Babbel Home Test

Architecture

Design

Components

  • Kinesis data stream. Store events data
  • Aws Lambda function. The main function that preprocess the data. It is invoked if either the batch size specified is reached, or after a timeout value
  • Redis. Used for dealing with duplicated events. It stores the uuid of the events
  • S3 bucket. Bucket where preprocessed data are stored.

Flow

The lambda function is triggered after the batch size defined is reached or after a maximum time that is also defined in the configuration. The lambda function simply reads the data from the event, and preprocess them. For the preprocessing, duckdb is used for the following reasons:

  • simplicity of use thanks to the sql interface
  • faster than other libraries like pandas
  • allows larger than memory dataset to be processed

The data are partitioned by date and event type. Indeed, an additional column date is computed, this column is used for partitioning. Data are stored in parquet format

Design questions

How would you handle the duplicate events? What quality metrics would you define for the input data?

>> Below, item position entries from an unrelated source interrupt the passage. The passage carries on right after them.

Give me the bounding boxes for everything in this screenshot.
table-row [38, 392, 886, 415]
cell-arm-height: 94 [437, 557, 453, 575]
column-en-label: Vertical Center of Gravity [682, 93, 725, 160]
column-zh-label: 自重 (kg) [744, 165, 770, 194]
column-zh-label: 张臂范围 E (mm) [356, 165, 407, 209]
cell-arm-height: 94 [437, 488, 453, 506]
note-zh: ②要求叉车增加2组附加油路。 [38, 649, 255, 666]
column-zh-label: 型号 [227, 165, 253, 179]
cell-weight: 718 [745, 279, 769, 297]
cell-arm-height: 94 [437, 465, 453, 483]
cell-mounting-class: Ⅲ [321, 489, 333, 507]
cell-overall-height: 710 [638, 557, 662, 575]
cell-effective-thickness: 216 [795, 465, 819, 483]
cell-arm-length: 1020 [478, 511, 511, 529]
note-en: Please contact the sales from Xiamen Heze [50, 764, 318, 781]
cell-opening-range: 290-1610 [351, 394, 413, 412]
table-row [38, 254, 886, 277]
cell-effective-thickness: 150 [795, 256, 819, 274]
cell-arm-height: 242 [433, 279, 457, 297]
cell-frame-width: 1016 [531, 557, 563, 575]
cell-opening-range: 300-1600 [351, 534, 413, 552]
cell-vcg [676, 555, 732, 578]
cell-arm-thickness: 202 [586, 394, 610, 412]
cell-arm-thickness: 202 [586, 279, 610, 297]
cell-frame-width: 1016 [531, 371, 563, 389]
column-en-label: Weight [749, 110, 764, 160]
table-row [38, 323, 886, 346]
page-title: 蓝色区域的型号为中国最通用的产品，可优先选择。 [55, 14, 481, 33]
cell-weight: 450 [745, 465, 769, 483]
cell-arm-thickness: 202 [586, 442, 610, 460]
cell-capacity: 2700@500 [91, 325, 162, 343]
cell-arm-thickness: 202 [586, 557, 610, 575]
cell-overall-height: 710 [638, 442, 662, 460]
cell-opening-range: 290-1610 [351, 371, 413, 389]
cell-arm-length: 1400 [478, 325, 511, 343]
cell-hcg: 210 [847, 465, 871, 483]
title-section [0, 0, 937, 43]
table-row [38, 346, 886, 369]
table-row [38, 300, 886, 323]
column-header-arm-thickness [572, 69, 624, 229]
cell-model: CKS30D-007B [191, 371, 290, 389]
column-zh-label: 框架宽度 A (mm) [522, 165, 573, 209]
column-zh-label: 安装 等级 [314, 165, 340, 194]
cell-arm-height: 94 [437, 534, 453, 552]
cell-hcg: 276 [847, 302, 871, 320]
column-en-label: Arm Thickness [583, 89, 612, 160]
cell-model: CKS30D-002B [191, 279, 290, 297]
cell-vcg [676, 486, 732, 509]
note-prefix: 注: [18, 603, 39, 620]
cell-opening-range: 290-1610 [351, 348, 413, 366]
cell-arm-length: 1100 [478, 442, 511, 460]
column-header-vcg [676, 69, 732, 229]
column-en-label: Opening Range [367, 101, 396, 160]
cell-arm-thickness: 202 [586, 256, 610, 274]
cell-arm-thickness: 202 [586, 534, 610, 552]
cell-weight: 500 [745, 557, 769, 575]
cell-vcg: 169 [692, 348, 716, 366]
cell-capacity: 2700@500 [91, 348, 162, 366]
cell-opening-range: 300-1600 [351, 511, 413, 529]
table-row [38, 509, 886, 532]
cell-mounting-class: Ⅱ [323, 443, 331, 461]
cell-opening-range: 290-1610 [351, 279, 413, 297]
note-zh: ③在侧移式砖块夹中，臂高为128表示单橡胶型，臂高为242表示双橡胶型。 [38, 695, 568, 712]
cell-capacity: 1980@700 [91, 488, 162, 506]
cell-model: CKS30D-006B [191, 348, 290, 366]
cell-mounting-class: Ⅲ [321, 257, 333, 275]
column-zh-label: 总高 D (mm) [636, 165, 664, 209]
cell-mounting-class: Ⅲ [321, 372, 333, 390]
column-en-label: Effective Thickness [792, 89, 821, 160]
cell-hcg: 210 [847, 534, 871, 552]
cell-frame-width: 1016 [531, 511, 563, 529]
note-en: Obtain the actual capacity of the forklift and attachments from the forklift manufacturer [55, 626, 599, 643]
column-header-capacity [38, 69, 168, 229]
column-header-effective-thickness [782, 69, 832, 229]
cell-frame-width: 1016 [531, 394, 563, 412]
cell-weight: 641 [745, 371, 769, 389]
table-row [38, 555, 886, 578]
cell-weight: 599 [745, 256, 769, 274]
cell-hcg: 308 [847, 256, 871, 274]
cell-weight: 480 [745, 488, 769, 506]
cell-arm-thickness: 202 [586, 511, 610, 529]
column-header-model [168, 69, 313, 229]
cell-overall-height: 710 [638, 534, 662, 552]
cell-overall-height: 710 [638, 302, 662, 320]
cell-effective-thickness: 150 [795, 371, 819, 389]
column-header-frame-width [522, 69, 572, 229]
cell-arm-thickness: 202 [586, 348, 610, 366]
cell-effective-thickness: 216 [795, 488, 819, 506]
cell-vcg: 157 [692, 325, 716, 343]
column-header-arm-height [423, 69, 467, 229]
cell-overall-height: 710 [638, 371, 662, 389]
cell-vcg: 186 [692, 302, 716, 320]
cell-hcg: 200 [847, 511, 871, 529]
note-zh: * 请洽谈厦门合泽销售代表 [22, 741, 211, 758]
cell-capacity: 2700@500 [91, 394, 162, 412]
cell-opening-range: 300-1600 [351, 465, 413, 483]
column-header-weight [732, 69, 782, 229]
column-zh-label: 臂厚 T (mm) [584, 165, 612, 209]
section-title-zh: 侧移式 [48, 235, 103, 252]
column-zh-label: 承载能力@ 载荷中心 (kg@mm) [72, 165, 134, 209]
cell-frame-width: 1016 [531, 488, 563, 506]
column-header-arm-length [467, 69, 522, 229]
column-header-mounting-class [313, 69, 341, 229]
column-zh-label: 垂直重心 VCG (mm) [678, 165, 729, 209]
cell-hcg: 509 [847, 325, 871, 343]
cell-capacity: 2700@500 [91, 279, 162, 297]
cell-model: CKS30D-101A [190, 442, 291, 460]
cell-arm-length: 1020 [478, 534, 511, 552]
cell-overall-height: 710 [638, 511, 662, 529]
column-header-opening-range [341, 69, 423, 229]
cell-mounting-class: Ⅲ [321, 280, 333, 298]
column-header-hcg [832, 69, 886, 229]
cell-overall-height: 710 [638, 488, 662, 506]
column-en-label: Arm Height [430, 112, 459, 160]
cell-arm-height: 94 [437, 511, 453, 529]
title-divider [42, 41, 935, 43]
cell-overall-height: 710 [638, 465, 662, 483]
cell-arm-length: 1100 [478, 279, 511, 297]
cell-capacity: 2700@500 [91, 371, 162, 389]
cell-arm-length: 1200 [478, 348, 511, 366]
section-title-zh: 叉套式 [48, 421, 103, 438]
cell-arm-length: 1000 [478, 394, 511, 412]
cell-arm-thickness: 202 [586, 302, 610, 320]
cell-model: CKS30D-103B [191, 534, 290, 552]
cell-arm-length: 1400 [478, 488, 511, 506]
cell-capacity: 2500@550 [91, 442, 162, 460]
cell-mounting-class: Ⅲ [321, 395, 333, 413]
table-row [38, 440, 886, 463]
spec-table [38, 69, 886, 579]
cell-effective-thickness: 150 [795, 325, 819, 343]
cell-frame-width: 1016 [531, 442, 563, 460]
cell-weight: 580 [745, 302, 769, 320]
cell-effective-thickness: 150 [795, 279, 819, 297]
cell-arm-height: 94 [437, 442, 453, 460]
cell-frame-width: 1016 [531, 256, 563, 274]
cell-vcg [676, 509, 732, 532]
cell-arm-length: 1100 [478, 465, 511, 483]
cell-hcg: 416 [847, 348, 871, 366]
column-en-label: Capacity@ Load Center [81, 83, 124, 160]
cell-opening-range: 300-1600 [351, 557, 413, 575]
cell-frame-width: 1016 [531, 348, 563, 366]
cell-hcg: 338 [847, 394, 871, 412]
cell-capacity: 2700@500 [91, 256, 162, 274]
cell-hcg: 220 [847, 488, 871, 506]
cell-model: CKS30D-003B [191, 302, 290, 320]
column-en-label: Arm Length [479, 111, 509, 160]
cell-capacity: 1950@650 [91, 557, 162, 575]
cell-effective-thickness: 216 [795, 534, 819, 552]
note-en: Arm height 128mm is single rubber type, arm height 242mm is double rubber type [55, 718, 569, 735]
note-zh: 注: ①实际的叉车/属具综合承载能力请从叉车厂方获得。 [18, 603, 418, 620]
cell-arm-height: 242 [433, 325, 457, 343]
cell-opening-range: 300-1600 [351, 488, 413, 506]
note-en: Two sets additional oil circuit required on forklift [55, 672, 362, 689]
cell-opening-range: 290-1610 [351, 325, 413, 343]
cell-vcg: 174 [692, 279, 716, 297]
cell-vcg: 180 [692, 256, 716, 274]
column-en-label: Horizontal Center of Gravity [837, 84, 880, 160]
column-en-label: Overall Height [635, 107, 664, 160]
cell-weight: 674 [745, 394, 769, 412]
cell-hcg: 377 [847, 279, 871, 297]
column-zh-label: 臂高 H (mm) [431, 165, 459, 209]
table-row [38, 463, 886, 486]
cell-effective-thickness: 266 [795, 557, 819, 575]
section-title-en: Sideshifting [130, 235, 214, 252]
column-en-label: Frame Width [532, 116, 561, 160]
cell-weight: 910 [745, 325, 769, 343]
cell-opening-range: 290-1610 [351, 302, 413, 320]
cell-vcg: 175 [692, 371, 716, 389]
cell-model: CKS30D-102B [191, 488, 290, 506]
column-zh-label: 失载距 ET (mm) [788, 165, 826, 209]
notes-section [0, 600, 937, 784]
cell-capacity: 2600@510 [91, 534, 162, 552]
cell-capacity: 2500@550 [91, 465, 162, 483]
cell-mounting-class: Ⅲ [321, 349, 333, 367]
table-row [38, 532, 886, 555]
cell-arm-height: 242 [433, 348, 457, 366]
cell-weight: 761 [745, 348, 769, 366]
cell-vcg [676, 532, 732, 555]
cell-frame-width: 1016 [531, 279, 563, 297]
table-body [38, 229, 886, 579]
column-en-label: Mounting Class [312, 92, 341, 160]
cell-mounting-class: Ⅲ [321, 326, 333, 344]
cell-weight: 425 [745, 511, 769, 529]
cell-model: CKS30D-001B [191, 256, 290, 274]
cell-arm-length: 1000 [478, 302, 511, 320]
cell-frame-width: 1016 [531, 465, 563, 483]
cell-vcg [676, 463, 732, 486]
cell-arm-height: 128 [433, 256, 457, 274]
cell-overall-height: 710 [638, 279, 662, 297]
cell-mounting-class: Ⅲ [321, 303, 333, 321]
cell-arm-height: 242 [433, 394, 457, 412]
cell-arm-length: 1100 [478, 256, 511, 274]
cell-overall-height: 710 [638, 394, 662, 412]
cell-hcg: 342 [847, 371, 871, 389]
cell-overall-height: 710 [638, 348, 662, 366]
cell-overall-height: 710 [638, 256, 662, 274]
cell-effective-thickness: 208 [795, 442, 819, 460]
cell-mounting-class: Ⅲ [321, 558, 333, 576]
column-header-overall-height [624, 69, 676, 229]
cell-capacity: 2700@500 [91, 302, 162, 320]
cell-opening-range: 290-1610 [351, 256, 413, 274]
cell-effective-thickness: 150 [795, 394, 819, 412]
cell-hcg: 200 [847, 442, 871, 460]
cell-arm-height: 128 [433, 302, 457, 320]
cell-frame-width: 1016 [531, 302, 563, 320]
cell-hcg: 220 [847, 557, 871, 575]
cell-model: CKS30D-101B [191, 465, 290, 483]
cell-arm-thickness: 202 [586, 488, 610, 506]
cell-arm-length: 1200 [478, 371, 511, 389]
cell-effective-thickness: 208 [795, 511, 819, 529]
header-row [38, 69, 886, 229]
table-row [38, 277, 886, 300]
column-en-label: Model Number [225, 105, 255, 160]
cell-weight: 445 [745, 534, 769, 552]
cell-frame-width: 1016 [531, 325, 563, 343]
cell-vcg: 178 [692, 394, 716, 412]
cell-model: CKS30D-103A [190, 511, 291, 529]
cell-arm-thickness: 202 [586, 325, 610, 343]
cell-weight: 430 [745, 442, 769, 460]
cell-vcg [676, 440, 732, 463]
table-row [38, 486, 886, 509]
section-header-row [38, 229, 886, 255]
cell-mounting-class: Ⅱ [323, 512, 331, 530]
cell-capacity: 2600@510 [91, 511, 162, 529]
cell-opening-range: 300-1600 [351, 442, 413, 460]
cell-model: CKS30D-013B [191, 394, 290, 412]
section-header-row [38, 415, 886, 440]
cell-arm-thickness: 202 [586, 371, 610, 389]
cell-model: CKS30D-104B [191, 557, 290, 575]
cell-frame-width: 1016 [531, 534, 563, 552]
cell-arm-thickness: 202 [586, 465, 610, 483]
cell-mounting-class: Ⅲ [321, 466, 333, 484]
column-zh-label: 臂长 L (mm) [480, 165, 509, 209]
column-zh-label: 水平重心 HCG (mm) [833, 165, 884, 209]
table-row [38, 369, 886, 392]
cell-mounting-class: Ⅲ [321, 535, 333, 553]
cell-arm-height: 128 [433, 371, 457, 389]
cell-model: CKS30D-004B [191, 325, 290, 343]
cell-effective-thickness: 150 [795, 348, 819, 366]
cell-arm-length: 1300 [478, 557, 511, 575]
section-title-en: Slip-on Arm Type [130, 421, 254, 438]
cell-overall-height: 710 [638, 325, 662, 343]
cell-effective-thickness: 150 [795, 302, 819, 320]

For handling the duplicate events, I choose to add a redis component that stores in cache the event_uuid of the events received in the last 7 days. The SQL query that handles the data transformation discards the duplicated events.

This assumes that each event has a unique ID, meaning that a duplicate event is an event sent twice by kinesis data stream. The choice of setting the cache expiration to 7 days is due to this fact

Regarding the quality metrics, I would define the following:

  • data accuracy
  • The number of events containing missing values
  • Number of duplicate events
  • Data freshness

How would you partition the data to ensure good performance and scalability? Would your proposed solution still be the same if the amount of events is 1000 times smaller or bigger?

I choose to partition the data by date and event type. In this way we can ensure scalability, even though there could be a problem if the number of received events is small. In that case, we would have many small files that are not the best for performance and also cost. This solution ensures scalability, since even if the data are growing, we have a structured way to store efficiently the data

What format would you use to store the data?

In this case I thought of two solutions:

  • storing the data as json
  • saving the data to a binary format, specifically parquet.

I decided for using parquet for the following reasons:

  • reads are faster
  • requires less disk space

Obviously the con to this solution is that the data stored in this format are not human readable, but it shouldn't be a problem.

Notes

Regarding the code, I'm not familiar with both AWS and Terraform, so I'm not sure the terraform file works. In the code I didn't implement the metric collection. I decided to just compute the number of duplicate events and return them in the response. A better solution would be to deploy a component like prometheus and collect the metrics defined above.